Let’s explore why it’s a bad idea to close down your credit card.
Credit Score Impact
Some 15% of your credit score accounts for the length of your credit history. The credit bureaus, which tabulate the score, want to see a lengthy credit history. It gives them a better sense of how well you manage credit. Plus, the more experience you have managing credit, the less likely you are to default on a credit card down the line.
By closing down a credit card, you are reducing the scope of history that the credit bureaus can consider. If you don’t have credit card debt, the damage to your score from closing down a credit card that you’ve had for years won’t be monumental. Again, only 15% accounts for credit history length.
But if you have debt, closing down a credit card will likely raise your utilization ratio, which accounts for 30% of your score. Your utilization ratio is how much you owe across all the different credit cards you have vs. the available credit limit you have access to.
Let’s say you have two credit cards, each with a $10,000 credit limit and a $5,000 debt balance. You also have a third credit card with no debt balance and a $3,000 credit limit. That means your total debt is $10,000 (5,000 + 5,000) and your total credit limit is $23,000 (10,000 + 10,000 + 3,000). In this scenario, your utilization ratio is about 43% (10,000 divided by 23,000). This is rather high and will start to damage your credit score.
If you close down the third credit card (the one with the $3,000 credit limit), your utilization ratio will increase dramatically. It will now be 50% (10,000 divided by 20,000). You just lowered the amount of available credit limit you have access to by closing down that third credit card. Now you will have to work even harder to pay off that $10,000 debt balance to get your utilization ratio to decrease and your credit score to increase.

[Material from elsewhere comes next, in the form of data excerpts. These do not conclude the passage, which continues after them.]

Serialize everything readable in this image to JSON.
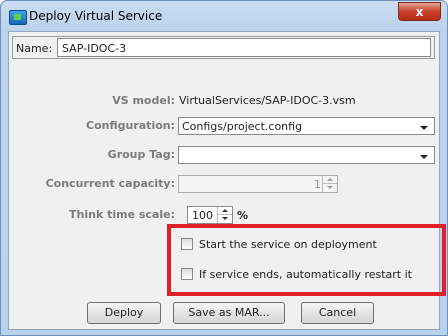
{
  "window": {
    "title": "Deploy Virtual Service",
    "close_label": "x"
  },
  "name_field": {
    "label": "Name:",
    "value": "SAP-IDOC-3"
  },
  "vs_model": {
    "label": "VS model:",
    "value": "VirtualServices/SAP-IDOC-3.vsm"
  },
  "configuration": {
    "label": "Configuration:",
    "value": "Configs/project.config"
  },
  "group_tag": {
    "label": "Group Tag:",
    "value": ""
  },
  "concurrent_capacity": {
    "label": "Concurrent capacity:",
    "value": "1"
  },
  "think_time": {
    "label": "Think time scale:",
    "value": "100",
    "unit": "%"
  },
  "options": {
    "start_on_deploy": {
      "label": "Start the service on deployment",
      "checked": false
    },
    "auto_restart": {
      "label": "If service ends, automatically restart it",
      "checked": false
    }
  },
  "buttons": {
    "deploy": "Deploy",
    "save_mar": "Save as MAR...",
    "cancel": "Cancel"
  },
  "colors": {
    "highlight": "#e4202c",
    "title_bar": "#c9dcf1"
  }
}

Remember, a high credit score is one of the most important financial achievements. A high credit score gives you a better chance of being approved for a mortgage or car loan. It will also unlock a lower interest rate on these loans, which means lower monthly payments. On the flip side, a low credit score will likely mean a higher interest rate on these loans.
Cut Up the Credit Card
If you want to close down the credit card to reduce the temptation to use it, simply cut up the card instead. There’s no need to close down the actual account. You can literally cut the card in half to prevent yourself from ever being able to swipe it in the store.
Some consumers want to close down the credit card to stop paying its annual fee. That is a valid reason. Many credit cards have annual fees ranging from as little as $100 a year to as much as $500 a year. The annual fee is simply a fee paid once per year just to keep the card open — whether you’ve been using the card or not. As long as the account is open, you’ll continue to pay the annual fee.

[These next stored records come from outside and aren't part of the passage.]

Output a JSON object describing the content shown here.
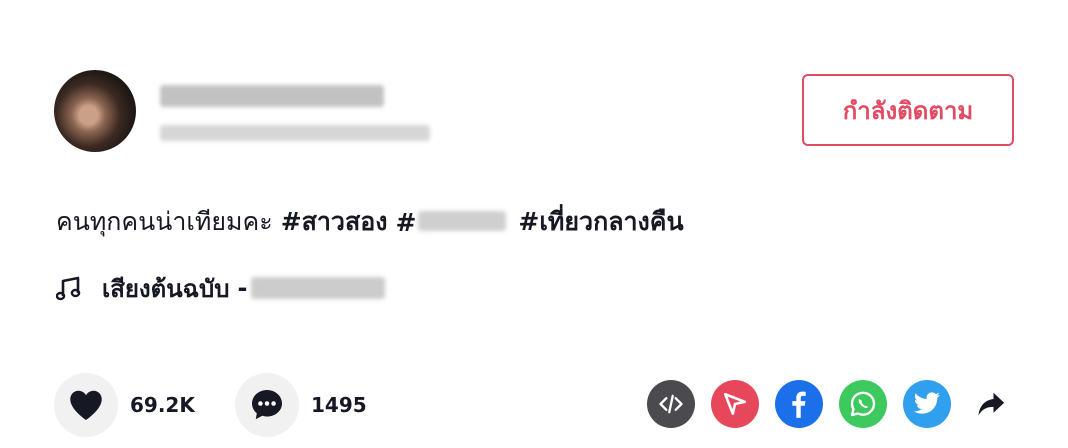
{
  "post": {
    "follow_label": "กำลังติดตาม",
    "caption": {
      "text": "คนทุกคนน่าเทียมคะ",
      "hashtags": [
        "#สาวสอง",
        "#",
        "#เที่ยวกลางคืน"
      ]
    },
    "music": {
      "title": "เสียงต้นฉบับ",
      "separator": "-"
    }
  },
  "actions": {
    "likes": "69.2K",
    "comments": "1495"
  },
  "share": {
    "icons": [
      "embed-icon",
      "send-icon",
      "facebook-icon",
      "whatsapp-icon",
      "twitter-icon",
      "share-arrow-icon"
    ],
    "colors": {
      "embed": "#4a4a4f",
      "send": "#e6475b",
      "facebook": "#1b6fe8",
      "whatsapp": "#3ec95f",
      "twitter": "#2f9fee",
      "accent": "#e14b63"
    }
  }
}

Again, if you have no debt, the impact of closing down a credit card isn’t that substantial. You’ll notice the decrease in your credit line, but it likely won’t impact your score much. Plus, unless you’re in the market for a mortgage or car loan in the next year, a slightly lower credit score isn’t going to matter that much. And it doesn’t make sense to throw money away on an annual fee for a card you don’t use.
However, this is an important lesson: try yo find credit cards with no annual fee if you don’t want to pay it every year. While they may have fewer perks, such as access to airport lounges, you’ll end up saving thousands of dollars from not paying the annual fee all those years. Plus, if you find that you’re not using the credit card in the future, you won’t feel pressure to close down the card if it doesn’t have an annual fee. It’s okay to have idle credit cards as long as there is no fee and you’re not throwing money down the drain.
Why Are You Opening Up a Particular Credit Card?
This whole notion of closing down a credit card account raises an important question about why you even opened up the credit card in the first place. Was it just for the rewards points? Were you in financial trouble and needed access to more credit? Were you persuaded by receiving a discount at your favorite store upon opening up a retailer-backed credit card? These are just a few reasons why one may open up one too many credit cards.
Before you open up a credit card, devise a game plan. Ask yourself why you’re opening up this particular credit card and how long you plan to hold it. Also look into the fees associated with the credit card you are considering. Will the reward perks that the credit card offers outweigh the annual fees?
Opening up a credit card is a financial decision that can have a lasting impact. If you’re not careful, a few wrong moves can end up costing you plenty of money in the long-run, especially if you are in the market for a big financial purchase, such as a home or a car.